While writing parser code in Menhir, I keep coming across this design pattern that is becoming very frustrating. I'm trying to build a parser that accepts either "a*ba" or "bb". To do this, I'm using the following syntax (note that A*
is the same as list(A)
):
exp:
| A*; B; A; {1}
| B; B; {2}
However, this code fails to parse the string "ba". The menhir compiler also indicates that there are shift-reduce conflicts in the parser, specifically as follows:
** In state 0, looking ahead at B, shifting is permitted
** because of the following sub-derivation:
. B B
** In state 0, looking ahead at B, reducing production
** list(A) ->
** is permitted because of the following sub-derivation:
list(A) B A // lookahead token appears
So | B A
requires a shift, while | A* B A
requires a reduce when the first token is B
. I can resolve this ambiguity manually and get the expected behavior by changing the expression to read as follows (note that A+
is the same as nonempty_list(A)
):
exp2:
| B; A; {1}
| A+; B; A; {1}
| B; B; {2}
In my mind, exp
and exp2
read the same, but are clearly treated differently. Is there a way to write exp
to do what I want without code duplication (which can cause other problems)?

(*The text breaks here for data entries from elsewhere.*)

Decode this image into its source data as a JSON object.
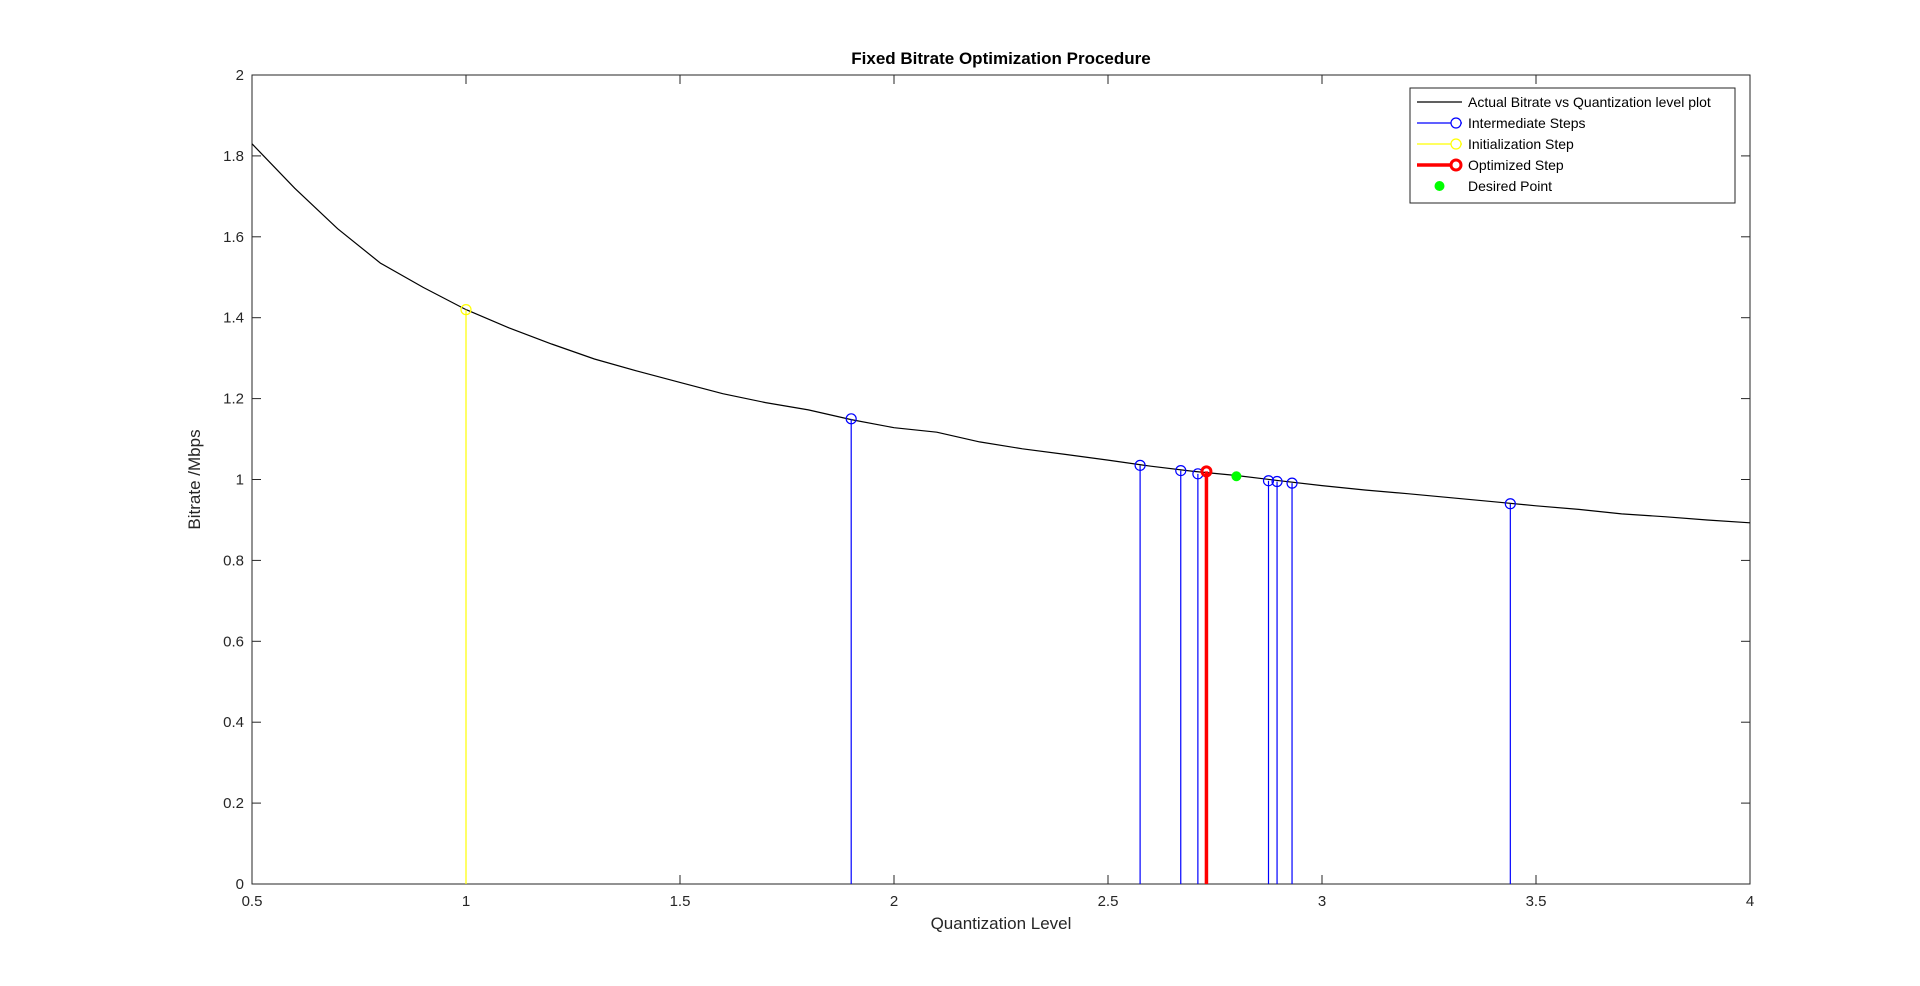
{
  "chart_data": {
    "type": "line",
    "title": "Fixed Bitrate Optimization Procedure",
    "xlabel": "Quantization Level",
    "ylabel": "Bitrate /Mbps",
    "xlim": [
      0.5,
      4
    ],
    "ylim": [
      0,
      2
    ],
    "xticks": [
      0.5,
      1,
      1.5,
      2,
      2.5,
      3,
      3.5,
      4
    ],
    "yticks": [
      0,
      0.2,
      0.4,
      0.6,
      0.8,
      1,
      1.2,
      1.4,
      1.6,
      1.8,
      2
    ],
    "xtick_labels": [
      "0.5",
      "1",
      "1.5",
      "2",
      "2.5",
      "3",
      "3.5",
      "4"
    ],
    "ytick_labels": [
      "0",
      "0.2",
      "0.4",
      "0.6",
      "0.8",
      "1",
      "1.2",
      "1.4",
      "1.6",
      "1.8",
      "2"
    ],
    "grid": false,
    "legend_position": "top-right",
    "series": [
      {
        "name": "Actual Bitrate vs Quantization level plot",
        "kind": "line",
        "color": "#000000",
        "x": [
          0.5,
          0.6,
          0.7,
          0.8,
          0.9,
          1.0,
          1.1,
          1.2,
          1.3,
          1.4,
          1.5,
          1.6,
          1.7,
          1.8,
          1.9,
          2.0,
          2.1,
          2.2,
          2.3,
          2.4,
          2.5,
          2.6,
          2.7,
          2.8,
          2.9,
          3.0,
          3.1,
          3.2,
          3.3,
          3.4,
          3.5,
          3.6,
          3.7,
          3.8,
          3.9,
          4.0
        ],
        "y": [
          1.83,
          1.72,
          1.62,
          1.535,
          1.475,
          1.42,
          1.375,
          1.335,
          1.298,
          1.268,
          1.24,
          1.212,
          1.19,
          1.172,
          1.148,
          1.128,
          1.117,
          1.093,
          1.076,
          1.062,
          1.048,
          1.033,
          1.02,
          1.01,
          0.997,
          0.985,
          0.974,
          0.965,
          0.955,
          0.945,
          0.935,
          0.926,
          0.915,
          0.908,
          0.9,
          0.893
        ]
      },
      {
        "name": "Intermediate Steps",
        "kind": "stem",
        "color": "#0000ff",
        "x": [
          1.9,
          2.575,
          2.67,
          2.71,
          2.875,
          2.895,
          2.93,
          3.44
        ],
        "y": [
          1.15,
          1.035,
          1.022,
          1.014,
          0.997,
          0.995,
          0.991,
          0.94
        ]
      },
      {
        "name": "Initialization Step",
        "kind": "stem",
        "color": "#ffff00",
        "x": [
          1.0
        ],
        "y": [
          1.42
        ]
      },
      {
        "name": "Optimized Step",
        "kind": "stem",
        "color": "#ff0000",
        "x": [
          2.73
        ],
        "y": [
          1.02
        ]
      },
      {
        "name": "Desired Point",
        "kind": "point",
        "color": "#00ff00",
        "x": [
          2.8
        ],
        "y": [
          1.008
        ]
      }
    ]
  }
}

Is this a design pattern I should be avoiding entirely?
exp
and exp2
parse the same language, but they're definitely not the same grammar. exp
requires a two-symbol lookahead to correctly parse a sentence starting with B
, for precisely the reason you've noted: the parser can't decide whether to insert an empty A*
into the parse before it sees the symbol after the B, but it needs to do that insertion before it can handle the B
. By contrast, exp2
does not need an empty production to create an empty list of A
s before B A
, so no decision is necessary.
You don't need a list to produce this conflict. Replacing A*
with A?
would produce exactly the same conflict.
You've already found the usual solution to this shift-reduce conflict for LALR(1) parser generators: a little bit of redundancy. As you note, though, that solution is not ideal.
Another common solution (but maybe not for menhir) involves using a right-recursive definition of a terminated list:
prefix:
| B;
| A; prefix;
exp:
| prefix; A; { 1 }
| B; B; { 2 }
As far as I know, menhir's standard library doesn't include a terminated list macro, but it would easy enough to write. It might look something like this:
%public terminated_list(X, Y):
| y = Y;
{ ( [], y ) }
| x = X; xsy = terminated_list(X, Y);
{ ( x :: (fst xsy), (snd xsy) ) }
There's probably a more idiomatic way to write that; I don't pretend to be an OCAML coder.